Things were hardly so serious when Anonymous first made a name for itself. The group grew out of online message boards like 4chan, an unfiltered meeting place with more than its share of misanthropic behavior and schemes.
Mr. Housh said of Anonymous: "It was deliberately not for any good. We kind of took pride in it."
That changed when Mr. Housh and a few dozen others were incensed by the Church of Scientology's attempt to use copyright law to remove a long video in which the actor Tom Cruise had spoken about church beliefs.

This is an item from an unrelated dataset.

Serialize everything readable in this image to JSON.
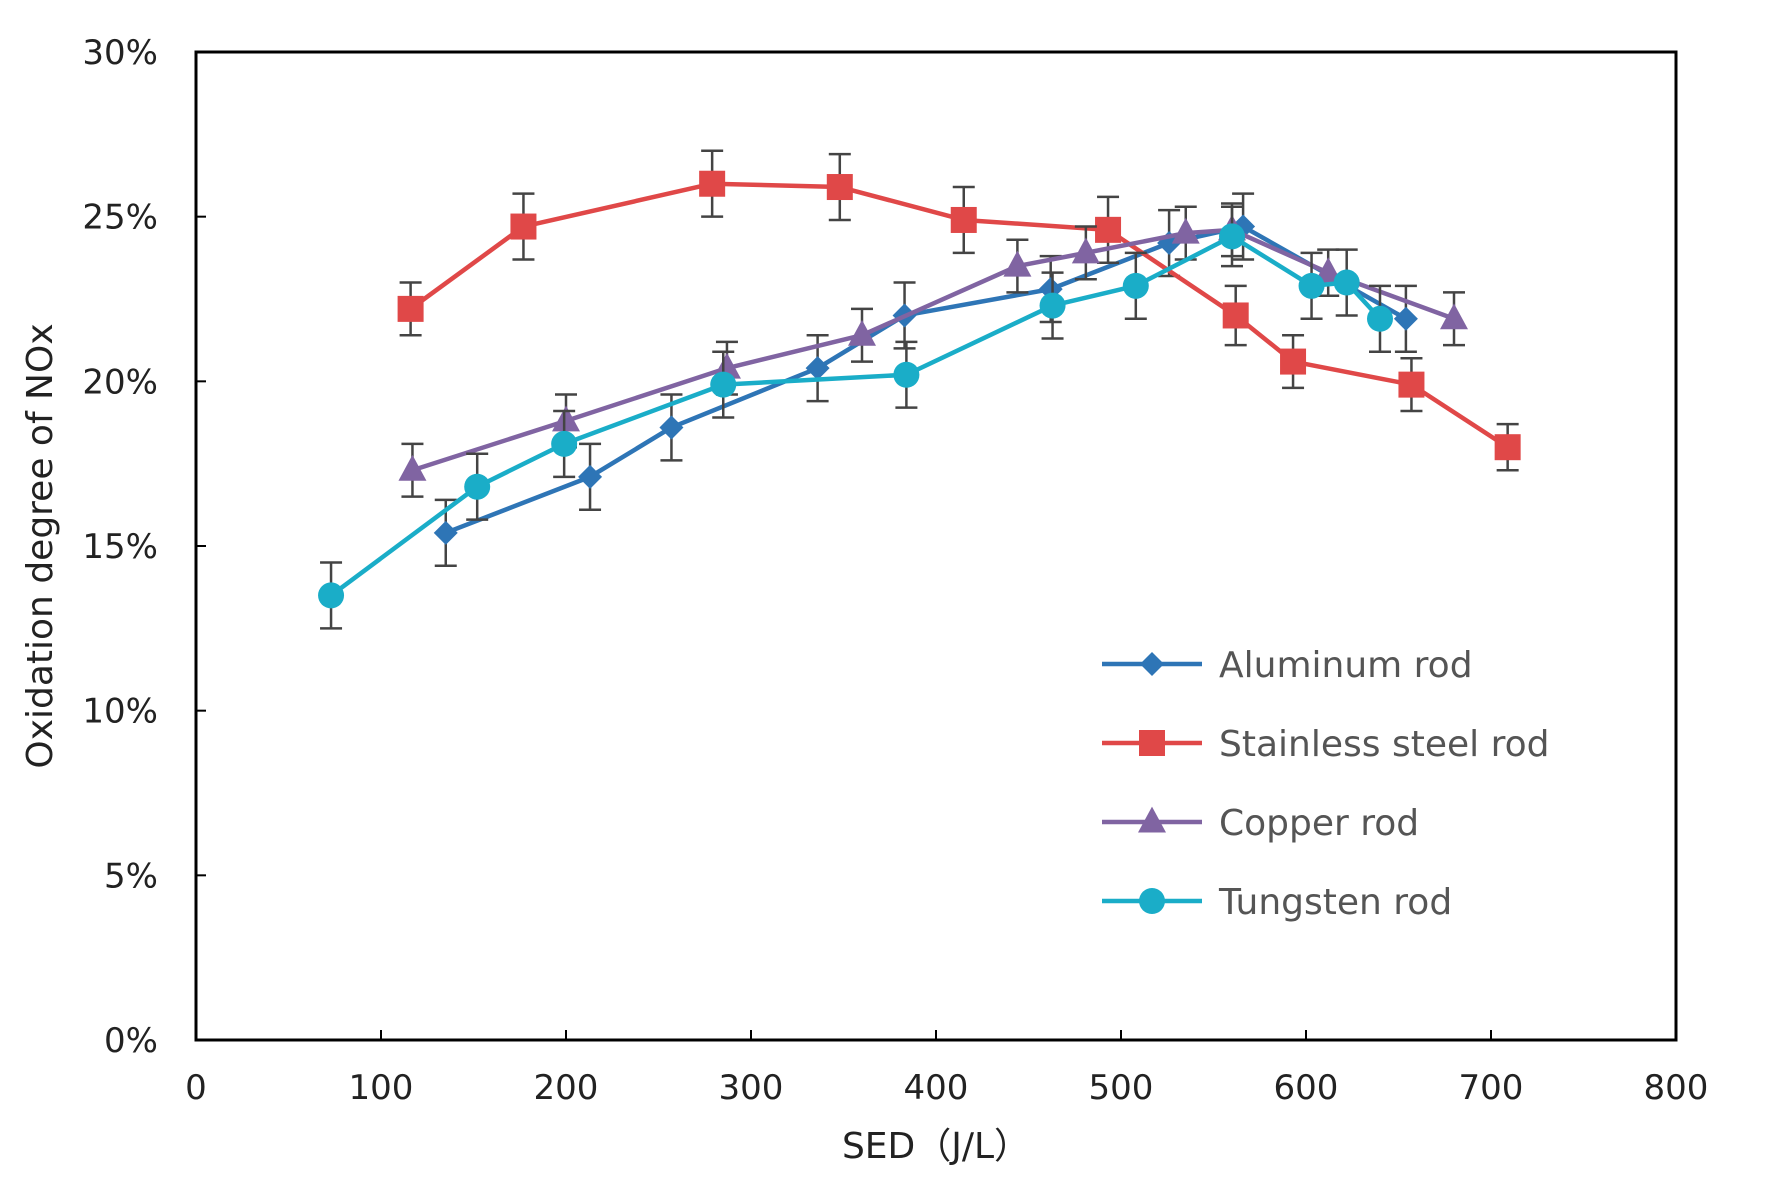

With its work on behalf of WikiLeaks, Anonymous has found a much more high-profile cause. As the campaign expands, many fear a more contentious Internet as governments and businesses respond to more serious attacks by activists who benefit from improvements in bandwidth and readily available hacking tools.
"Home field advantage goes to the attacker," said Gunter Ollmann, vice president of research at Damballa, an Atlanta-based firm that specializes in Internet protection. "With a little bit of coordination and growing numbers of participants, these things will continue to happen regularly."